It Was Once Home To Champions, Now Demie Mainieri Field Is Long Forgotten

For more than thirty years, the North Campus baseball field was home to the greatest coach in the history of Miami Dade College.

Headshot of Demie Mainieri.

Demie Mainieri, who served as head baseball coach from 1960 to 1990, compiled a resume that stands the test of time. He passed away this past March.

Mainieri was the first coach in collegiate baseball history to amass more than 1,000 career wins. He appeared in four national championships—winning one in 1964. His accomplishments earned him a ticket into seven Hall of Fames.

As a result, Demie Mainieri Field was dedicated in his honor in 1989. It was his sanctuary, the clay diamond that cemented his legacy as one of the region’s greatest coaches. He nurtured the careers of hundreds of young athletes.  

According to a 1990 Miami Herald article,  222 North Campus players were selected in the Major League Baseball draft between 1965 and 1989. That is more than any college in the country during that period.  

At least 30 of Mainieri’s players made the Major Leagues. They include Bucky Dent, Randy Bush, Mickey Rivers, Warren Cromartie and Mike Piazza—the greatest hitting catcher in MLB history. Mainieri’s standards were so demanding that Hall of Fame pitcher Steve Carlton was unable to make the team’s roster in 1964.

However, Demie Mainieri Field is now a forgotten oasis. North Campus’ baseball team was shut down in 1997 when the College cut funding for several athletic programs, consolidating the remaining few to Kendall Campus.

“I’m very upset,” Mainieri said in a 2014 Herald article when he made his return to celebrate the 50th anniversary of his national championship. “I got into coaching to help young people. But [the vacant field] is not serving the needs of the community.”

The field was last used as a baseball camp in 2014, according to Fermin Vazquez, senior director of campus administration at North Campus.

According to Vasquez, the field’s grass is routinely cut, however, the infield’s ground feels like a concrete floor slowly being overrun by weeds. One dugout has a tree sprouting from its roof. The turf that once covered the outfield is now littered with holes and crabgrass. Vines and other vegetation have inhabited the outfield fence and scoreboard.

In its current condition, any player bold enough to play on the terrain could face ankle injuries or a torn anterior cruciate ligament.

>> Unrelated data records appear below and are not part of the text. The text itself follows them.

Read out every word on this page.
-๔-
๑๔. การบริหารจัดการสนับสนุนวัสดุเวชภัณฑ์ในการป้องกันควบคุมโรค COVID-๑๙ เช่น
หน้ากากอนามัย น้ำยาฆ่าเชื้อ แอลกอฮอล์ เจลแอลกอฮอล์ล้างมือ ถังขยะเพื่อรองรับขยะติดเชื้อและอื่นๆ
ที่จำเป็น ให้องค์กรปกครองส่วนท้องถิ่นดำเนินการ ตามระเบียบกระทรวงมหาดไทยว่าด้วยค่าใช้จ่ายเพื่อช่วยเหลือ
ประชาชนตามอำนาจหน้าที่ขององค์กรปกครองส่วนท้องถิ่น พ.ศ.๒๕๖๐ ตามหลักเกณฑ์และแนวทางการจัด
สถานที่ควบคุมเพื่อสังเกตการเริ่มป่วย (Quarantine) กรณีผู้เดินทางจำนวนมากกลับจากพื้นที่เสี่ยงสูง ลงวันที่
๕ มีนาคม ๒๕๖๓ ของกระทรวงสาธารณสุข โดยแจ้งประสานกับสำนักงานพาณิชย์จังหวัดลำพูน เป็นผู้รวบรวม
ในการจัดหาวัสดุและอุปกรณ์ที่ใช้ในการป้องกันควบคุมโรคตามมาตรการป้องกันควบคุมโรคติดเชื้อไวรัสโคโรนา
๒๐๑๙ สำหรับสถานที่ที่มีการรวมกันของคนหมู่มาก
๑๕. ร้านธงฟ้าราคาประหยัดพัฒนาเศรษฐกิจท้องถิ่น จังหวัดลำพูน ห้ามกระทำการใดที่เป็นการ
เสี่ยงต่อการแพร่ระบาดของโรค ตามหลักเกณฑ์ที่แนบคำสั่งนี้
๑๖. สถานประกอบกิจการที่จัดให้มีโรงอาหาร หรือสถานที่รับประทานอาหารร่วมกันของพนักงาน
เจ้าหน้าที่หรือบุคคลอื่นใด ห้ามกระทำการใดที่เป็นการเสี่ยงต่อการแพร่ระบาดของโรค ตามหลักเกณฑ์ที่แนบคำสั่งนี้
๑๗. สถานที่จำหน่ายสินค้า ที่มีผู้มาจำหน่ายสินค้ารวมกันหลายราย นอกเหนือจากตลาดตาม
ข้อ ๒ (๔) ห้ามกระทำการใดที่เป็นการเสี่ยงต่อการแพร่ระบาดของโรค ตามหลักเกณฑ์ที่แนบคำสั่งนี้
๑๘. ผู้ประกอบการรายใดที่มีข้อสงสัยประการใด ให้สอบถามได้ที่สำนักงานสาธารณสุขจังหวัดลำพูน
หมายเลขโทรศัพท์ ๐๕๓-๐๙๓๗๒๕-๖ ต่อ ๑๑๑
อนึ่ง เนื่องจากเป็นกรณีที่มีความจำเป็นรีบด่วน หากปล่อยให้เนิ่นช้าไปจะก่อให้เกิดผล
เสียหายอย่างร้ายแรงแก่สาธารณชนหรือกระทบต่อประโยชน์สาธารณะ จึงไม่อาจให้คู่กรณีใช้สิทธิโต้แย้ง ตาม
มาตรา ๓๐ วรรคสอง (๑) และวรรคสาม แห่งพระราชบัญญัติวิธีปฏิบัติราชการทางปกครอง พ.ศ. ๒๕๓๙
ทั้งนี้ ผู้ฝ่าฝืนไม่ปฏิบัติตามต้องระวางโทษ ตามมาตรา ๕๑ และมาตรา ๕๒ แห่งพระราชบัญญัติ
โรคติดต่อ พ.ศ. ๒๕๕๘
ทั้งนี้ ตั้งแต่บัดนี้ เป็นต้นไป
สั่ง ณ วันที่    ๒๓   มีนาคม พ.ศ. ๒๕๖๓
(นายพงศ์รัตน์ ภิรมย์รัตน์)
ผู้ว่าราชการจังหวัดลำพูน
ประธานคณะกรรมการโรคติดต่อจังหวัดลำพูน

“It’s hard to put into words the feelings of sitting and imagining your life’s work was put into something and then somebody decided to wish it away,” said Paul Mainieri, Demie’s son and a national championship-winning coach at Louisiana State University. “I was hoping that the field was going to continue to be used by Miami and you can see baseball prosper at the grassroots level.”

Vazquez said the Campus has considered renting the field to local teams, but he has not received interest. North Campus currently rents out its pool to several local teams that practice and compete there, but the conditions of both facilities are incomparable.

There is no impetus for members of the baseball community to use the facility in its present condition. It’s like owning a home that has been ravaged by a hurricane, but the homeowner ignores the damages and then wonders why there is a lack of interest from renters.

To immortalize the field, the College could consider an alumni game featuring Mainieri’s former players so they can relive their glory days.

Additionally, the athletic department, whose responsibilities include coordinating athletic events sponsored by the college, could conduct training sessions for the community surrounding North Campus to revive America’s pastime.

Though Kendall Campus has its own well-groomed field, it’s more than 20 miles away from North Campus. Demie Mainieri Field could help fill the void in the community.  

It also creates more flexibility by avoiding conflicts involving the MDC baseball team practices and games.

There are a wealth of possibilities to explore, but a feasible solution requires a commitment from the College–a school that prides itself on enriching its community.

However, the bare minimum won’t cut it. No one is knocking on their door. What do you expect when you don’t try?